In an earlier post (“Japanese Prosody and Its Distortion in English,” March 19, 2011) the peculiarities of the Japanese suprasegmental system of pitch affecting vowels was outlined, and the distortions English speakers tend to introduce in rendering Japanese vocables was sketched. With the city of Hiroshima in the news these days in connection with President Barack Obama’s visit there, it might be useful to subject this toponym to some prosodic scrutiny.
The word is a compound consisting of the elements hiro(i) ‘wide’ and shima ‘island’. The toponym has low pitch on the initial syllable and high pitch on the remaining syllables, with the high pitch on the final syllable automatically being transferred to the vowel of any particle that follows it, hence, for instance, the phrase Hiroshima ga ‘Hiroshima is’ bearing high pitch on the particle ga.

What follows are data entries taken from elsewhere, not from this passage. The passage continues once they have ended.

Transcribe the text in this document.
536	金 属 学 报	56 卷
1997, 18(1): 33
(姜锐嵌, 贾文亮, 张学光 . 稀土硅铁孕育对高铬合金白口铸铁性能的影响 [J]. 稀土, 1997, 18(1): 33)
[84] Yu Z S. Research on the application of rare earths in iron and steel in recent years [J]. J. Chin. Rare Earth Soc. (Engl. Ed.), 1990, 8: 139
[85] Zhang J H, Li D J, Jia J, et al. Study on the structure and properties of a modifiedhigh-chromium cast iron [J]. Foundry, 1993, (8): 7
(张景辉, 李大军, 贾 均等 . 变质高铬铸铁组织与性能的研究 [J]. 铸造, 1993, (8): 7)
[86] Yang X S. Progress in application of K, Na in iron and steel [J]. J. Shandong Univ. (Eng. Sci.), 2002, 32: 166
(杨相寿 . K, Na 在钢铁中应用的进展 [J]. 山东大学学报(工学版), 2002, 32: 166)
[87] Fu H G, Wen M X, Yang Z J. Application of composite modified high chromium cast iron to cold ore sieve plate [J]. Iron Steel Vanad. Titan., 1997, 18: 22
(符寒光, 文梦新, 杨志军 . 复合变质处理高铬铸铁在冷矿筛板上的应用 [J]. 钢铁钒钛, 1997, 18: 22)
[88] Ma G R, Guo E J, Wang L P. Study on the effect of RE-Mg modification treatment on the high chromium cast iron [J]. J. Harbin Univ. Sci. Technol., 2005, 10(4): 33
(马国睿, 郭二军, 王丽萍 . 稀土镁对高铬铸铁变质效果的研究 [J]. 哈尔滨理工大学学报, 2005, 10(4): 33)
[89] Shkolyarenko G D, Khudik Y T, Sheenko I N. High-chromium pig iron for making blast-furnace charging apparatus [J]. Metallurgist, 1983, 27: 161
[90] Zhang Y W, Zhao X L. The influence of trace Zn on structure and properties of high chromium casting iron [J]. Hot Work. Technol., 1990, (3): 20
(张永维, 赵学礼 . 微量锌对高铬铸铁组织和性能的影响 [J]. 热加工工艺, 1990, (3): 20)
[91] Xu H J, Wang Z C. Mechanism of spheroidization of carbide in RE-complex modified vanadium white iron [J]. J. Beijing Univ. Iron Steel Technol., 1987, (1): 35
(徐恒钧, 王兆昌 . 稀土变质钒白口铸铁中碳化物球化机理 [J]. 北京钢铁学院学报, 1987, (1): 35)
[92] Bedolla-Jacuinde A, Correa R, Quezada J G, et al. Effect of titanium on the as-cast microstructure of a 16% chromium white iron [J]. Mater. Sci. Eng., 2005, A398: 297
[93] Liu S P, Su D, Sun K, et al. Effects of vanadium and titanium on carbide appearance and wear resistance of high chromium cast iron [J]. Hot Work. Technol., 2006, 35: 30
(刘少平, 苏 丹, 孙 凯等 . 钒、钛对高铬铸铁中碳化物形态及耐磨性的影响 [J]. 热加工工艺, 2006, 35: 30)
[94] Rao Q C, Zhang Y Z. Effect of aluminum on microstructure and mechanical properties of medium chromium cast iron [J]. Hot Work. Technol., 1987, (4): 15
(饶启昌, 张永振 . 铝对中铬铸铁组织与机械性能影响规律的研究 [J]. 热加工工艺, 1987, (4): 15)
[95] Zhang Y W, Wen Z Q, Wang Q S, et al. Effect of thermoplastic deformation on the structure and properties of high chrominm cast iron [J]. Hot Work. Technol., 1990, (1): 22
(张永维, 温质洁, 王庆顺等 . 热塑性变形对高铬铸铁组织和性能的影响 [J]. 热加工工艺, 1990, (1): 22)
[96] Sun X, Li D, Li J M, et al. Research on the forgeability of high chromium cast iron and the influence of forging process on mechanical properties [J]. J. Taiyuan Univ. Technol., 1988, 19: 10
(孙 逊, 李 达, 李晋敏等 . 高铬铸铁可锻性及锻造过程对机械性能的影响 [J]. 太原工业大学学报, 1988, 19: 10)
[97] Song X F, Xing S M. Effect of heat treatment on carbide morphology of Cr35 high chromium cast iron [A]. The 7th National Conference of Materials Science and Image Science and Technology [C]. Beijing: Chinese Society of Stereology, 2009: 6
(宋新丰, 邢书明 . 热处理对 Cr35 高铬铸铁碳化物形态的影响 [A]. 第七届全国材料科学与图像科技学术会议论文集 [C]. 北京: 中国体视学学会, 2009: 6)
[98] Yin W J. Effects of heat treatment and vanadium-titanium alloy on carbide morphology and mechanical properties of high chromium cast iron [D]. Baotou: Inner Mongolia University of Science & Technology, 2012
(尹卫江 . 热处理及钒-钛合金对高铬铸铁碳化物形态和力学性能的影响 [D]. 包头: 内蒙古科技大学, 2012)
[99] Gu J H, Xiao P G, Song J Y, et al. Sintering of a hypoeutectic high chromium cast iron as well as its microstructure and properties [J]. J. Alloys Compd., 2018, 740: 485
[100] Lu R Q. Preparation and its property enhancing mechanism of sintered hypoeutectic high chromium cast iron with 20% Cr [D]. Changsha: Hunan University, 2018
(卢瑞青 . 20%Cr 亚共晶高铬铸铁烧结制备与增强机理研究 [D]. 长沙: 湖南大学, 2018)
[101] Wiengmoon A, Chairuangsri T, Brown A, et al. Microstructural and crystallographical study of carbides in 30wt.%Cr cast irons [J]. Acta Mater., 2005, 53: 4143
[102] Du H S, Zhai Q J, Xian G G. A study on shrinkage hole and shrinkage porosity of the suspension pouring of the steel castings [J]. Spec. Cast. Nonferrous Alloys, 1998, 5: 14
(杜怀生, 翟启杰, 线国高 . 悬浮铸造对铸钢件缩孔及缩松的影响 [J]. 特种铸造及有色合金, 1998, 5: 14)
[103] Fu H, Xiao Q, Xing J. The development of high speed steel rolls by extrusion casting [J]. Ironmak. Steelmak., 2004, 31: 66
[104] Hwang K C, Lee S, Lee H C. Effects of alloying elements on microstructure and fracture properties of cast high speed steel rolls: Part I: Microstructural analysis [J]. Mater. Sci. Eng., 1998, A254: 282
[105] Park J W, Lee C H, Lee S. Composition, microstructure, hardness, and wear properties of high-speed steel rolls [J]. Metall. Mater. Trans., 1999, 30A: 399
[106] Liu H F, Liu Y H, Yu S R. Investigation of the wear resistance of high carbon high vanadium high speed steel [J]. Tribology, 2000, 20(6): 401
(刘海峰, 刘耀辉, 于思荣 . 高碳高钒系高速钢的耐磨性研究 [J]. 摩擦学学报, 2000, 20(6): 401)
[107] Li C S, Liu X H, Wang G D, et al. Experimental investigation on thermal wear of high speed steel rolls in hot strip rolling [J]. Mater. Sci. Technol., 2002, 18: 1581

Since it is stress, not pitch, that is distinctive in English, native speakers of English typically put the accent on one of either the second or the penultimate syllable, i. e., Hiróshima or Hiroshíma.
Judging by what one hears on the BBC World Service, British speakers favor the first variant, American the second. Thus, Britishers interpret the word as a typical English quadrisyllable (like hegémony or chirópody), whereas Americans interpret it as a compound, putting secondary stress on the first element and primary stress on the second.